Berpijak dari latar belakang masalah di atas, maka ada beberapa permasalahan yang hendak dikaji melalui penelitian ini, permasalahan-permasalahan tersebut adalah:
1.      Bagaimana corak kelilmuan Hasan Hanafi tentang metodologi keilmuan Islam ?
2.      Bagaimana tradisi keilmuan pemikiran Hassan Hanafi ?

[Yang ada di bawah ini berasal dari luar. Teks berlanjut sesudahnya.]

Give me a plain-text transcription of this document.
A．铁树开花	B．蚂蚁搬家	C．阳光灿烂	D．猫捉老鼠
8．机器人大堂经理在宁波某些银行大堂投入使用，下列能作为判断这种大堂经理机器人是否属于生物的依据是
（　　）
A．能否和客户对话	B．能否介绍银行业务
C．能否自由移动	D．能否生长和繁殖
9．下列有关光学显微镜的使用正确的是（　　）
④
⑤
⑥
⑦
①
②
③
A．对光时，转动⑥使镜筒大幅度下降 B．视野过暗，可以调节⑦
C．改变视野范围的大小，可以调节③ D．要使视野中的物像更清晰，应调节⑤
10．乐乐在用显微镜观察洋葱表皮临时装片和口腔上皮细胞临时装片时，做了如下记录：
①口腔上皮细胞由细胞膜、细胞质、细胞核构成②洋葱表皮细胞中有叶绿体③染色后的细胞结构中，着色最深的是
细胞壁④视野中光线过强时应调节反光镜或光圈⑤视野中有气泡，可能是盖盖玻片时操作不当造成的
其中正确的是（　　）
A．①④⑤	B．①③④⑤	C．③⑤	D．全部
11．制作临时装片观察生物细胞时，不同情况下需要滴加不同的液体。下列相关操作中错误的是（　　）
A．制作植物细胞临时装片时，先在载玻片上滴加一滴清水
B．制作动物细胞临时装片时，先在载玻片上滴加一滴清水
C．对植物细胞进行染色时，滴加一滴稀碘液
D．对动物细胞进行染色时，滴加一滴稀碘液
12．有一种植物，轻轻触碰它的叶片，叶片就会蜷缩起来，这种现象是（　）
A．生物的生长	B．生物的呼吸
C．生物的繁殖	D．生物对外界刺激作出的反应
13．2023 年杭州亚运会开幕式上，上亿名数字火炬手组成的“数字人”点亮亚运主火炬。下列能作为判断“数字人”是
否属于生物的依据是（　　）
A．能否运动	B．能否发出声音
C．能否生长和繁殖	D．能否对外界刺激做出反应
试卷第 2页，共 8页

3.      Bagaimana relevansi antara tradisi keilmuan pemikiran Hassan Hanafi dan pendidikan Islam di Indonesia?

C.    Tujuan Penelitian
 Tujuan penelitian ini tidak terlepas dari permasalahan yang dimunculkan sebagai akibat dari proses perjalanan peradapan Islam yang pernah mencapai pada puncak keemasannya. Untuk itu tujuan dari penelitian ini adalah:
1.      Untuk mengetahui konsepsi tradisi keilmuan dan proses modernisasi dalam pendidikan Islam pada masa dahulu dan pada masa sekarang.

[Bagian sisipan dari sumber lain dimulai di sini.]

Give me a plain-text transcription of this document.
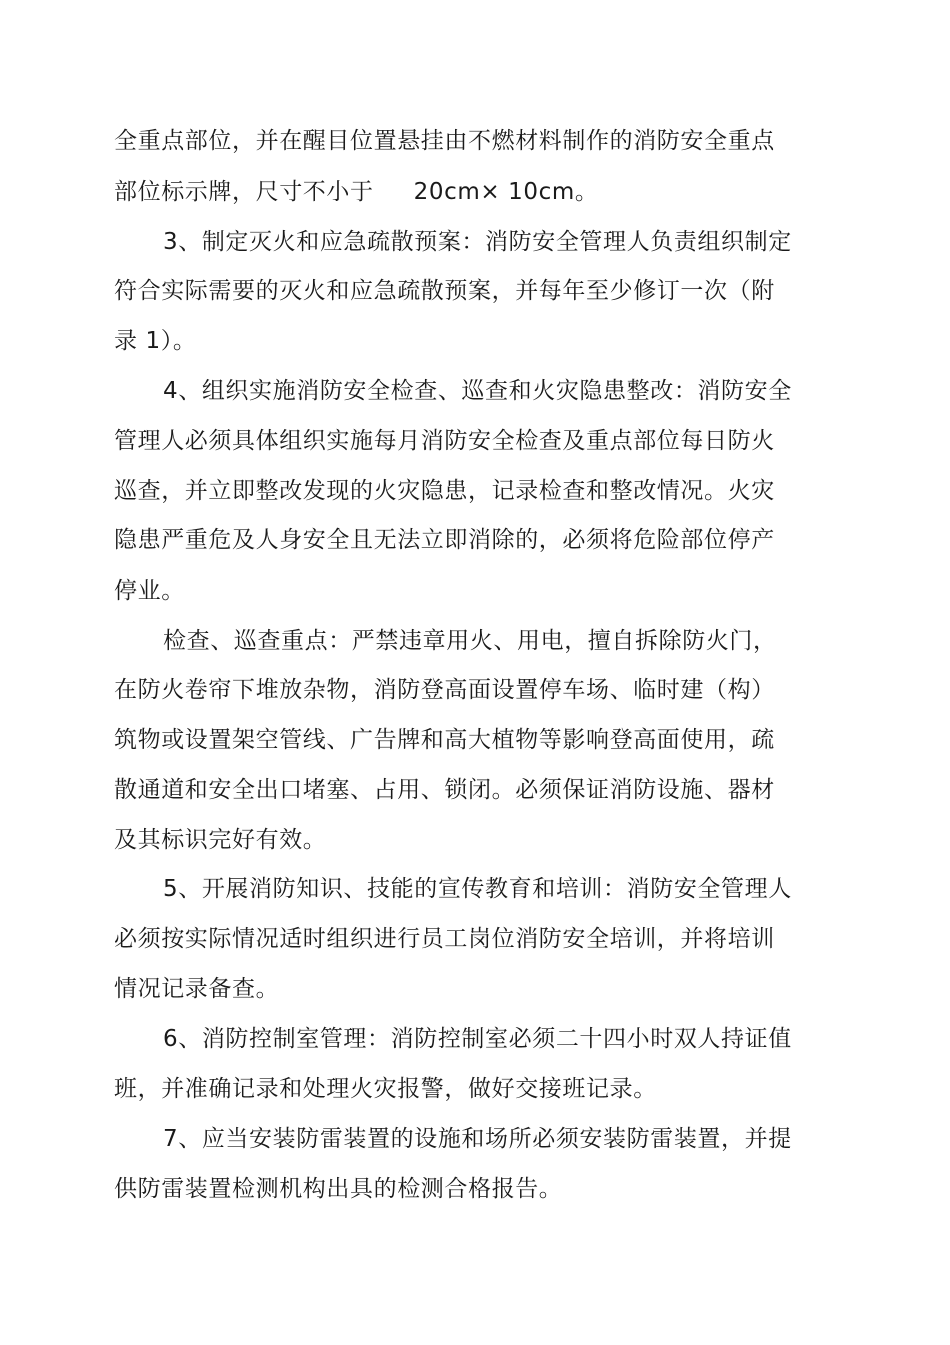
全重点部位，并在醒目位置悬挂由不燃材料制作的消防安全重点
部位标示牌，尺寸不小于 20cm× 10cm。
3、制定灭火和应急疏散预案：消防安全管理人负责组织制定
符合实际需要的灭火和应急疏散预案，并每年至少修订一次（附
录 1）。
4、组织实施消防安全检查、巡查和火灾隐患整改：消防安全
管理人必须具体组织实施每月消防安全检查及重点部位每日防火
巡查，并立即整改发现的火灾隐患，记录检查和整改情况。火灾
隐患严重危及人身安全且无法立即消除的，必须将危险部位停产
停业。
检查、巡查重点：严禁违章用火、用电，擅自拆除防火门，
在防火卷帘下堆放杂物，消防登高面设置停车场、临时建（构）
筑物或设置架空管线、广告牌和高大植物等影响登高面使用，疏
散通道和安全出口堵塞、占用、锁闭。必须保证消防设施、器材
及其标识完好有效。
5、开展消防知识、技能的宣传教育和培训：消防安全管理人
必须按实际情况适时组织进行员工岗位消防安全培训，并将培训
情况记录备查。
6、消防控制室管理：消防控制室必须二十四小时双人持证值
班，并准确记录和处理火灾报警，做好交接班记录。
7、应当安装防雷装置的设施和场所必须安装防雷装置，并提
供防雷装置检测机构出具的检测合格报告。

Sebagaimana diungkapkan oleh M. Rusli Karim bahwa pendidikan (Historis Komparatif) akan tampak di mana kekuatan pendidikan Islam pada masa lalu dan di mana pula kelemahan pendidikan Islam pada masa sekarang ini.[16]
2.      Untuk merumuskan konsep paradigma pendidikan yang didasarkan atas tradisi dan modernisasi keilmuan dalam pendidikan Islam.

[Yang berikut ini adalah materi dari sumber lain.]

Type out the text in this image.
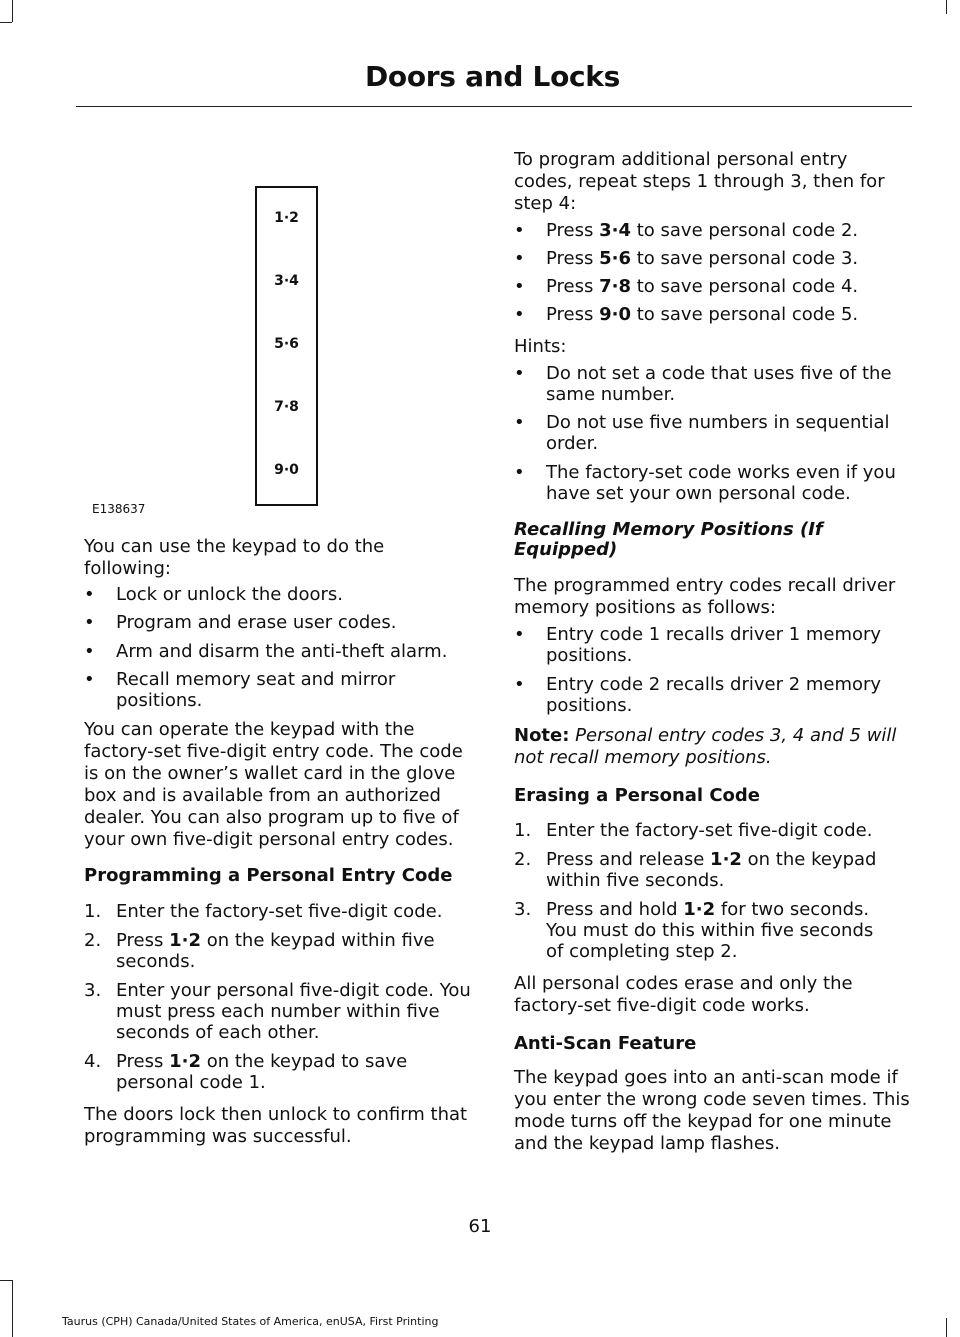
Doors and Locks
1·2
3·4
5·6
7·8
9·0
E138637

You can use the keypad to do the following:

• Lock or unlock the doors.
• Program and erase user codes.
• Arm and disarm the anti-theft alarm.
• Recall memory seat and mirror positions.

You can operate the keypad with the factory-set five-digit entry code. The code is on the owner’s wallet card in the glove box and is available from an authorized dealer. You can also program up to five of your own five-digit personal entry codes.

Programming a Personal Entry Code

1. Enter the factory-set five-digit code.
2. Press 1·2 on the keypad within five seconds.
3. Enter your personal five-digit code. You must press each number within five seconds of each other.
4. Press 1·2 on the keypad to save personal code 1.

The doors lock then unlock to confirm that programming was successful.

To program additional personal entry codes, repeat steps 1 through 3, then for step 4:

• Press 3·4 to save personal code 2.
• Press 5·6 to save personal code 3.
• Press 7·8 to save personal code 4.
• Press 9·0 to save personal code 5.

Hints:

• Do not set a code that uses five of the same number.
• Do not use five numbers in sequential order.
• The factory-set code works even if you have set your own personal code.

Recalling Memory Positions (If Equipped)

The programmed entry codes recall driver memory positions as follows:

• Entry code 1 recalls driver 1 memory positions.
• Entry code 2 recalls driver 2 memory positions.

Note: Personal entry codes 3, 4 and 5 will not recall memory positions.

Erasing a Personal Code

1. Enter the factory-set five-digit code.
2. Press and release 1·2 on the keypad within five seconds.
3. Press and hold 1·2 for two seconds. You must do this within five seconds of completing step 2.

All personal codes erase and only the factory-set five-digit code works.

Anti-Scan Feature

The keypad goes into an anti-scan mode if you enter the wrong code seven times. This mode turns off the keypad for one minute and the keypad lamp flashes.

61
Taurus (CPH) Canada/United States of America, enUSA, First Printing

D.    Penjelasan Istilah Kunci
Untuk menghindari kesalahfahaman dalam memahami judul tersebut, maka penulis akan menjelaskan beberapa istilah yang ada dalam judul tersebut.
1.      Reaktualisasi
 Reaktualisasi lebih tepat diambil dari kata actualize, yang tersusun dari kata ‘re’ dan ‘actualize’ menjadi reactualization (kata benda) atau ihya’ dan I’adah al-bina dalam Bahasa Arab yang berarti menghidupkan kembali atau mewujudkan kembali atau membangun kembali[17]. Dalam hal ini, penulis maksudkan adalah untuk mengetahui bagaimana menghidupkan kembali tradisi keilmuan pemikiran Hassan Hanafi dalam konteks pendidikan Islam di Indonesia.
2.      Tradisi Keilmuan
Kata ini berasal dari bahasa Latin yaitu ‘traditio’ yang berarti delivery, handing down (penyerahan)[18]. Hanafi menjelaskan pengertian tradisi sebagai peninggalan masa lalu yang sampai kepada kita dan masih hidup sampai masa sekarang ini.[19]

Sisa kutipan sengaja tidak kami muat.